Pregnant women might be used to hearing a variety of things during their pregnancy, including advice, opinions, and even pregnancy myths. But, to what extent are all of those things true, or are they just common verses that you’ll hear over and over during your pregnancy?
So, putting your origins and culture aside, let’s talk about the “7 Myths about Pregnancy.”
1. You should avoid sex during pregnancy
Having sex does not affect the health of the pregnant mother unless your doctor or midwife advises otherwise, it is safe to do throughout pregnancy.
Because of increased blood flow in the pelvic area, sex may feel better than previously for some women. However, some may experience different outcomes (hormones can reduce your libido). It is possible that reaching the climax or sexual intercourse will cause harmless contractions, but this is not something to be worried about.
It’s quite normal for your sex desires to change during pregnancy. This should not be a problem, but it is also a good idea to discuss it with your partner so that you both understand what is going on.
2. You will experience strange cravings
Contrary to popular opinion, not every pregnant woman likes strange or random foods. Scientists disagree over the cause of this phenomenon but they believe it is caused by several factors, including an increase in ‘Neuropeptide Y’ during pregnancy. On the other hand, other studies believe that this urge during pregnancy is usually emerging from the mother’s psychological factors.
Hormonal changes may play a role because they can modify your perception of taste and, as well as your preference for certain foods. Some women develop a craving for foods they dislike. It is possible that a pregnant woman will no longer like her favourite foods anymore. However, if you have a strong need for something you can’t digest, such as dirt, clay or detergent, consult your doctor right away. This can be a symptom of significant Anemia and may involve a ‘Pica’ problem
Desires based on other ‘Pica’ diseases include:
· A match that has burned.
· Baking powder.
· Cigarette ash.
3. You need to eat for two portions
You may already know that the “one for me and one for baby” advice is a myth before you follow it. While it is true that pregnant women should increase their calorie intake during pregnancy, at the same time they should also avoid overeating. Excessive food consumption can be harmful to both the mother and the baby, particularly if the diet comprises high calories.
During pregnancy, you should need 300 extra calories a day. So, basically, you need to eat as much as one and 1/5 portions. If you eat as much as 2 portions, your baby will be born with a greater size, which might lead to various problems. . Therefore, a healthy and balanced diet is very important during pregnancy.
4. The sex of a baby can be determined by the shape of a pregnant mother’s abdomen
Various strategies to predict the sex of the child are constantly promoted by society.. Baby boys are usually said to be in the lower part of the abdomen while baby girls will often make the abdomen appear wider. However, no scientific proof or relevance has been found yet to justify this approach.

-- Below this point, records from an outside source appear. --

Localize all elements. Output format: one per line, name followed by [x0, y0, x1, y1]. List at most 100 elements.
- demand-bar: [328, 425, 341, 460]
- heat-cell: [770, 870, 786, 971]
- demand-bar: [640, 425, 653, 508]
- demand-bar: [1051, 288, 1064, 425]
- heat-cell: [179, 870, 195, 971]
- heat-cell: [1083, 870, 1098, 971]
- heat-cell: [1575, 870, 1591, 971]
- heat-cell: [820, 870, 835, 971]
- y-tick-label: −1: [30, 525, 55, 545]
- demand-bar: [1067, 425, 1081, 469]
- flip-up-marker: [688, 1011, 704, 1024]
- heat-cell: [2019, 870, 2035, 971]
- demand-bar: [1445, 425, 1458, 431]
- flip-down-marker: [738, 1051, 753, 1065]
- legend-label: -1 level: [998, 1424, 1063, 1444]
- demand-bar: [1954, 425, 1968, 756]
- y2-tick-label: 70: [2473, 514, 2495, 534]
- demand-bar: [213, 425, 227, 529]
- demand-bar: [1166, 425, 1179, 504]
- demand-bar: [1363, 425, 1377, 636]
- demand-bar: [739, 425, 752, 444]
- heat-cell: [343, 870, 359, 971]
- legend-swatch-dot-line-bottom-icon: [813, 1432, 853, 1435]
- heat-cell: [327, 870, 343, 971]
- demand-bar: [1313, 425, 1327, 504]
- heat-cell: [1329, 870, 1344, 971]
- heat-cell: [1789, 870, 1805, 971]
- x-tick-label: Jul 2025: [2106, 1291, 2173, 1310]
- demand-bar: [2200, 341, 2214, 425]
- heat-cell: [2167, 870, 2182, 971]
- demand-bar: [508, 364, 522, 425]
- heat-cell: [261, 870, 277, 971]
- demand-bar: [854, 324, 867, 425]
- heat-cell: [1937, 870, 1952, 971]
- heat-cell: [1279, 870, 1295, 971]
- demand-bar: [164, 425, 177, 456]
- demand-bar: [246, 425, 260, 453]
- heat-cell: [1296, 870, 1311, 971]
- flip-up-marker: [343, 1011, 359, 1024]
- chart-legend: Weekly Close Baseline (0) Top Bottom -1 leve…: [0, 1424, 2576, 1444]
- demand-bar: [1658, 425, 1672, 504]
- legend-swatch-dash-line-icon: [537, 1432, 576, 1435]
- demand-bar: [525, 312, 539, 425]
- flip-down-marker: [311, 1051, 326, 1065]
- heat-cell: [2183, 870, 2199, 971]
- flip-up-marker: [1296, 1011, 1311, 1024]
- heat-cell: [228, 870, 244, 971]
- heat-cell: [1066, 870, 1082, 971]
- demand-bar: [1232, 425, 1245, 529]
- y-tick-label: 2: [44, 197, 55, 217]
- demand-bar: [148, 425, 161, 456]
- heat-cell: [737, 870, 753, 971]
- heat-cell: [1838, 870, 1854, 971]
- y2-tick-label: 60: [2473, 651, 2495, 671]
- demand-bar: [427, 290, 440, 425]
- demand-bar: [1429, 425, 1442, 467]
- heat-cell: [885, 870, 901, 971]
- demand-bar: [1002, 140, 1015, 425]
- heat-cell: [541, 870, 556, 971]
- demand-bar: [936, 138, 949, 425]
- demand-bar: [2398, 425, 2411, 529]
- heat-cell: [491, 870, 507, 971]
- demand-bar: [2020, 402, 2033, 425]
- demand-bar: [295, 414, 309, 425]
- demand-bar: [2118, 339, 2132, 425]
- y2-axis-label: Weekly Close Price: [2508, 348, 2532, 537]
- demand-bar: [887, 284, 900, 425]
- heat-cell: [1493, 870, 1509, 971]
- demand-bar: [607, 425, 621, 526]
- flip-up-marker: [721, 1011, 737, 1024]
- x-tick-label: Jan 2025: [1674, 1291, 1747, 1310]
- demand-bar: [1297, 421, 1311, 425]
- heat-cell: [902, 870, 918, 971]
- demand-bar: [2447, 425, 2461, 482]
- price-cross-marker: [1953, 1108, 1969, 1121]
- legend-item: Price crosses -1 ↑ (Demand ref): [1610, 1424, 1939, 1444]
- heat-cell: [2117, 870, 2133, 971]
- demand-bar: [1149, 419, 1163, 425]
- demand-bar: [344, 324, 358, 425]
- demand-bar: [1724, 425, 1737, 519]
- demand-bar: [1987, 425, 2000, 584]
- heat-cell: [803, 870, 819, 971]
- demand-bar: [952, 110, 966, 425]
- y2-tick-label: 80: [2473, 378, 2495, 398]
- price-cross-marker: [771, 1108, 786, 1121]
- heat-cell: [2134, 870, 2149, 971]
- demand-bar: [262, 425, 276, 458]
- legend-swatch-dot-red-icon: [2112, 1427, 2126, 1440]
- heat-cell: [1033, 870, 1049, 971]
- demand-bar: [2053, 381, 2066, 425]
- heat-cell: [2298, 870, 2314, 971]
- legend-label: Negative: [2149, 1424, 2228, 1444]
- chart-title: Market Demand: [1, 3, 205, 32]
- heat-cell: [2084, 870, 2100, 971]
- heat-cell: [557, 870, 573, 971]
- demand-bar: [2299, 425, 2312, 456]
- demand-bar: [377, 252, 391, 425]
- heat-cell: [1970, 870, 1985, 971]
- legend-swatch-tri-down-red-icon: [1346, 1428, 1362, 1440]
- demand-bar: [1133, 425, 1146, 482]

In fact, the line on the skin that develops below the does not indicate the gender of your child. Generally, there is no way that you can tell it from the outside of the uterus. It can only be seen through an ultrasound test that creates an image of the baby and at the same time reveals their gender. However, there are times when they are undetected because your baby is hiding or being “too shy” in front of the camera, as doctors call them.
5. You can’t touch a cat
While it may seem like a silly statement, there are actually a few facts you need to know as well. Keeping a cat is ‘ acceptable’ only for pregnant mothers and their babies but the box/faecal region is harmful. This box/area has the potential to induce ‘toxoplasmosis’, which is a disease that can result in birth abnormalities. Therefore, pregnant women should wear gloves when cleaning the stool box/ area or ask others to do so. After that, they need to wash their hands thoroughly.
Next, as long as they follow the proper guidelines, pregnant women should not avoid interacting or getting direct contact with cats. If you are worried that you may have been exposed to toxoplasmosis, see a doctor, consult a doctor and get a blood test to discover if you’re immune. If you’ve had a cat for a long time, you’ve most likely picked it up without even realising it. There is no need to be worried in this case because it will never happen again and poses no risk to your baby.
6. You can’t exercise during pregnancy
Many women stop exercising after finding out they are pregnant because they have heard that “Exercising while pregnant can cause your baby to choke”. In fact, pregnant mothers who exercise benefit their foetuses as well. Studies show that fetuses for physically active women have a slower but varied heart rate; both show signs of a healthy heart. In fact, because of their larger brains, these babies have a lower birth weight and may grow up to be smarter adults.
Start with a simple and not heavy exercise first such as walking if you were not particularly active before pregnancy.
7. Your baby will have a lot of hair if you experience heartburn symptoms
In 2006, a short study found that there may be a link between the mother’s heartburn and the baby’s hair thickness. According to the researchers, this could be due to pregnancy hormones (estrogen) that affect hair growth and muscle movement that are foreign from the oesophagus, or the food route from the stomach.
Although this is often heard during pregnancy, having symptoms of Heartburn is actually common and occurs approximately in the 3rd trimester of pregnancy. As a result, having such symptoms does not always imply a single cause, as they might potentially be caused by a variety of other circumstances.